Rep. Jack Kingston (R-GA), one of the handful of Republicans vying for the nomination in the Georgia Senate race, became the latest Senate candidate to refuse to say whether he would commit to supporting Senate Minority Leader Mitch McConnell (R-KY) as Republican Senate leader for another term.
Reached by The Hill on Monday, Kingston’s campaign refused to say whether the congressman would support McConnell as leader for another term.
“Jack Kingston is focused on communicating his record and his vision to the people of Georgia so we can elect a proven, tested conservative to turn back [Democratic Leader] Harry Reid’s liberal agenda,” Kingston spokesman Chris Crawford told The Hill.
That comment is especially surprising given that Kingston has received notable Republican establishment support in his bid for Senate. The Chamber of Commerce plans to start airing ads in support of Kingston on Wednesday.

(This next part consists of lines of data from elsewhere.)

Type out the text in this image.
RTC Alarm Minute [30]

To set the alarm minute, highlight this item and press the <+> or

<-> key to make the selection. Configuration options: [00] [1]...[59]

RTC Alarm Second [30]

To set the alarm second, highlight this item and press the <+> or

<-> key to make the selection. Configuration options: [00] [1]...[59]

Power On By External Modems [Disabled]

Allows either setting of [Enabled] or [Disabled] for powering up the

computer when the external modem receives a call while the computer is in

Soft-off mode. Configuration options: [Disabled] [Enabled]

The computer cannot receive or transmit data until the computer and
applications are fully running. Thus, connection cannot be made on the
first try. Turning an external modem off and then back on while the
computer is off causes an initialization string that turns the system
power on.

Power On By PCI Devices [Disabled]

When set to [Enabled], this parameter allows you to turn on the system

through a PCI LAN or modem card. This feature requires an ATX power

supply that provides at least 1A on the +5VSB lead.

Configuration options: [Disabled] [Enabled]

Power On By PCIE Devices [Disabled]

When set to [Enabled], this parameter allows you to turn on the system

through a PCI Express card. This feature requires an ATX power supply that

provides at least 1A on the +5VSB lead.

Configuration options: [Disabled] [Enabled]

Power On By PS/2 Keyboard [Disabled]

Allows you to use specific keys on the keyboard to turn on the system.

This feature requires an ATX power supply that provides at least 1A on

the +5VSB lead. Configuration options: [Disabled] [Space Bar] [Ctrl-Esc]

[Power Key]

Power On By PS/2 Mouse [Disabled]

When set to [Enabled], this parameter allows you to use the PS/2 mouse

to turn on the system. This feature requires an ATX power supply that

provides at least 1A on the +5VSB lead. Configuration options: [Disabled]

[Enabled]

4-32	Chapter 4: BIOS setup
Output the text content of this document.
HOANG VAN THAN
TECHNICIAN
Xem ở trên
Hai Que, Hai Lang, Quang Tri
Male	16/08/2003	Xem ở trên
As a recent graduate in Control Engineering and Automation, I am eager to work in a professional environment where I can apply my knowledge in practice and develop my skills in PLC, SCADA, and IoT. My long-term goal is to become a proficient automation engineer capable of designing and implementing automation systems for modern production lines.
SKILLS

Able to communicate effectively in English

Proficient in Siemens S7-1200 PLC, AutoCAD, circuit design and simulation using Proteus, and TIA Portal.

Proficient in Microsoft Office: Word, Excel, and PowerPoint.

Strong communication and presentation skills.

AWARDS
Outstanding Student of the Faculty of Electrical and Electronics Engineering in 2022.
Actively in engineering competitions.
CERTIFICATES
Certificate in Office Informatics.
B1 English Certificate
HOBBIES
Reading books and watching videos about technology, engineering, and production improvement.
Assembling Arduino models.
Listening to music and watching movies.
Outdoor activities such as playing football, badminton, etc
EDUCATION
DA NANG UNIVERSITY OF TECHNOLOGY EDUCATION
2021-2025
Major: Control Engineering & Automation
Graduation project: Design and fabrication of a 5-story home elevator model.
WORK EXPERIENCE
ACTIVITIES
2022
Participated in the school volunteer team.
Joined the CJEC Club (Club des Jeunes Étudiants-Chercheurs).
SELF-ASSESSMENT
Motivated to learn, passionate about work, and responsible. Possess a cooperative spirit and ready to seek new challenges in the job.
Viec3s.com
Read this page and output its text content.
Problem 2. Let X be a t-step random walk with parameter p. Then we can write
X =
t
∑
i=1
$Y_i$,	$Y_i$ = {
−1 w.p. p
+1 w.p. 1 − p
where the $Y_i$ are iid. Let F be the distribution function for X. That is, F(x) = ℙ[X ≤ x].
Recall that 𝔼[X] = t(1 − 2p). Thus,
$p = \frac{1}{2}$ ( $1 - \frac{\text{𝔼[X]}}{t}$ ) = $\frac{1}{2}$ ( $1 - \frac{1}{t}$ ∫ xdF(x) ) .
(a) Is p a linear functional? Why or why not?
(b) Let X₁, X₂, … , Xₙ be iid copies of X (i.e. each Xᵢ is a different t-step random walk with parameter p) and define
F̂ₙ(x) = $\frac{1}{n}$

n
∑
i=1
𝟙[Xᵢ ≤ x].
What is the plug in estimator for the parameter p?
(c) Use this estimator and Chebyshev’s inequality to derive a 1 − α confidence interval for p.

Kingston isn’t the only candidate in the Republican Senate primary to refuse to support McConnell as Republican leader. Former Secretary of State Karen Handel, one of Kingston’s rivals, suggested earlier in the month that she would not support McConnell.
Handel told The Hill earlier in the month that Republicans “need new leadership.” Handel added that the minority leader’s supporters “can make a determination for him.”
Beyond that though, there are other candidates who have refused to say whether they would support McConnell as well, some of which are favorites of tea party supporters. In Oklahoma, Rep. James Lankford (R-OK), who is running to replace retiring Sen. Tom Coburn (R-OK), said he didn’t know who would be running for Republican leader next. And former House Speaker T.W. Shannon (R-OK), running against Lankford in the Oklahoma Senate race, has been publicly critical of McConnell, according to The Hill.
Over in Nebraska, tea party favorite Ben Sasse has also refused to back McConnell as Republican leader for another term, according to The Hill. Sasse has previously been scolded by McConnell over his associations with the Senate Conservatives Fund, the prominent conservative tea party group that has made McConnell’s defeat its number-one priority.
About a month ago, Rep. Bill Cassidy (R-LA), the Republican frontrunner in the Senate race for Sen. Mary Landrieu’s (D-LA) seat, refused to say whether he would support McConnell.
“I don’t know,” Cassidy said. “I don’t know who’s running. That’s an honest answer. I don’t know who’s running. But it’s kind of interesting because people who are rumored to be running are helping me tremendously in my campaign. [Sen.] John Cornyn called just the other day.”